As Wilson himself disclosed it, two experiences determined the direction and ultimate fortunes of his interest in physics. One was his few weeks' stay in 1894 at the observatory on the top of Ben Nevis, the highest Scottish mountain. The magnificent optical phenomena observable in the interplay of sunshine, mist, and clouds "greatly excited my interest and made me wish to imitate them in the laboratory." The other experience consisted in his being exposed to an electric storm on the summit of Carn Mor Dearg in 1895. From this came Wilson's strong interest in atmospheric electricity, while the first experience inspired his efforts culminating in the construction of the first cloud chamber.
In the beginning of 1895 Wilson concluded that even after the removal of all dust particles, droplets still appeared whenever a volume of moist air was suddenly expanded. He attributed this to a residual conductivity in the air. His reasoning was fully verified a year later when his primitive cloud chamber was exposed to the newly discovered x-ray radiation. In 1904 he also proved that these droplets could be removed from the chamber by an electric field. Not until 1910, however, did he conceive the idea of making visible and of photographing the path of an ionizing particle. The chamber he designed for that purpose was simplicity itself but rested on many years of painstaking effort. It was a flat cylindrical vessel, 16.5 centimeters in diameter and 3.4 centimeters deep, with a fixed glass roof, and a glass floor that could be rapidly moved downward by a piston into an evacuated vessel.
For almost 20 years Wilson's design remained the standard form of cloud chamber by which he took his famous series of photographs of ionization tracks in 1911 and 1921-1922 respectively. The analysis of those tracks proved to be an invaluable tool for all early investigators of nuclear phenomena. Wilson himself provided the experimental evidence for Arthur Compton's theory that in x-ray scattering, the recoil electron takes up the momentum of the quantum of radiation. Fittingly enough, the two shared the Nobel Prize in physics in 1927. It was again the cloud chamber that revealed the existence of positrons and made possible the visual demonstration of "pair creation" and "annihilation" of electrons and positrons.

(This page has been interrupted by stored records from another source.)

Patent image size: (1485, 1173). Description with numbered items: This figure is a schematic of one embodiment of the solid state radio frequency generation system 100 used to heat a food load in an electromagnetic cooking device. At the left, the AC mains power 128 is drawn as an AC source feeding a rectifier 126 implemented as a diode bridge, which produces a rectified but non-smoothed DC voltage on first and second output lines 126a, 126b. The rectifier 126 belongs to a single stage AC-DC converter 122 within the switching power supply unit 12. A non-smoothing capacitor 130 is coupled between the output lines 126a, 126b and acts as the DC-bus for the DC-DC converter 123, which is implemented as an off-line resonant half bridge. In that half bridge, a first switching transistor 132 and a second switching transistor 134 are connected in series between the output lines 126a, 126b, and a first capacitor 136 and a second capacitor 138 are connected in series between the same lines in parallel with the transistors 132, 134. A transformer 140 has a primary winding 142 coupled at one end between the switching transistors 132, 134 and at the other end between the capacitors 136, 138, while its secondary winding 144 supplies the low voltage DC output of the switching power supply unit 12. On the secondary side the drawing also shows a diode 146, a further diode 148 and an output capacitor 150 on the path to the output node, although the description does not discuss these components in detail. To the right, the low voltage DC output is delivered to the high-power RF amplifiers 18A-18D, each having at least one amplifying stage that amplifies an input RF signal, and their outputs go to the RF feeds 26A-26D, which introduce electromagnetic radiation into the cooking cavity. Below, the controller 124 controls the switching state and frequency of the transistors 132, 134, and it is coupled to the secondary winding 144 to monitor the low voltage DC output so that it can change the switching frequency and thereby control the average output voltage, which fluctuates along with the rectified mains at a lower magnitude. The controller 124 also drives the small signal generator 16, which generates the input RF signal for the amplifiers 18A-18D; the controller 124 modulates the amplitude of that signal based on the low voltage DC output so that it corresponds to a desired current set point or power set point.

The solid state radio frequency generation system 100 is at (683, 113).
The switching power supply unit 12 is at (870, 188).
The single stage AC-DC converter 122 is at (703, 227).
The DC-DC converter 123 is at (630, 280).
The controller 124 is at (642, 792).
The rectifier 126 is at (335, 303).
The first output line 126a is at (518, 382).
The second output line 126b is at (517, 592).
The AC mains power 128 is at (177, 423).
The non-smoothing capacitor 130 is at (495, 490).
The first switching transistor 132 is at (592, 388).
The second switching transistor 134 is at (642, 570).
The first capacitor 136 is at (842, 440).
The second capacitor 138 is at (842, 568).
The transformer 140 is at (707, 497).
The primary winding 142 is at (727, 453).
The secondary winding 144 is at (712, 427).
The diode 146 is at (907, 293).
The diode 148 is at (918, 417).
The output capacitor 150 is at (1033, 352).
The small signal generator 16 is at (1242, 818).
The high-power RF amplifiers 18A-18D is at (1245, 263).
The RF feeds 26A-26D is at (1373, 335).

Upon his retirement from the Jacksonian chair at Cambridge (1925-1934) Wilson took up residence in the village of Carlops near Edinburgh. There he completed his final great study of thundercloud electricity, submitting the manuscript to the Royal Society in 1956, at the age of 87. An indomitable energy and a zest for life were the chief characteristics of Wilson, who took to airplanes for the first time at the age of 86 to observe atmospheric phenomena. He was also possibly the most serene and unassuming among the great scientists of his time. He died at Carlops on Nov. 15, 1959.
Further Reading
- The most authoritative account of Wilson's life and work is the lengthy essay by P. M. S. Blackett in Biographical Memoirs of Fellows of the Royal Society (1960). For background see William Dampier, A History of Science (1949), and Mitchell Wilson, American Science and Invention (1954).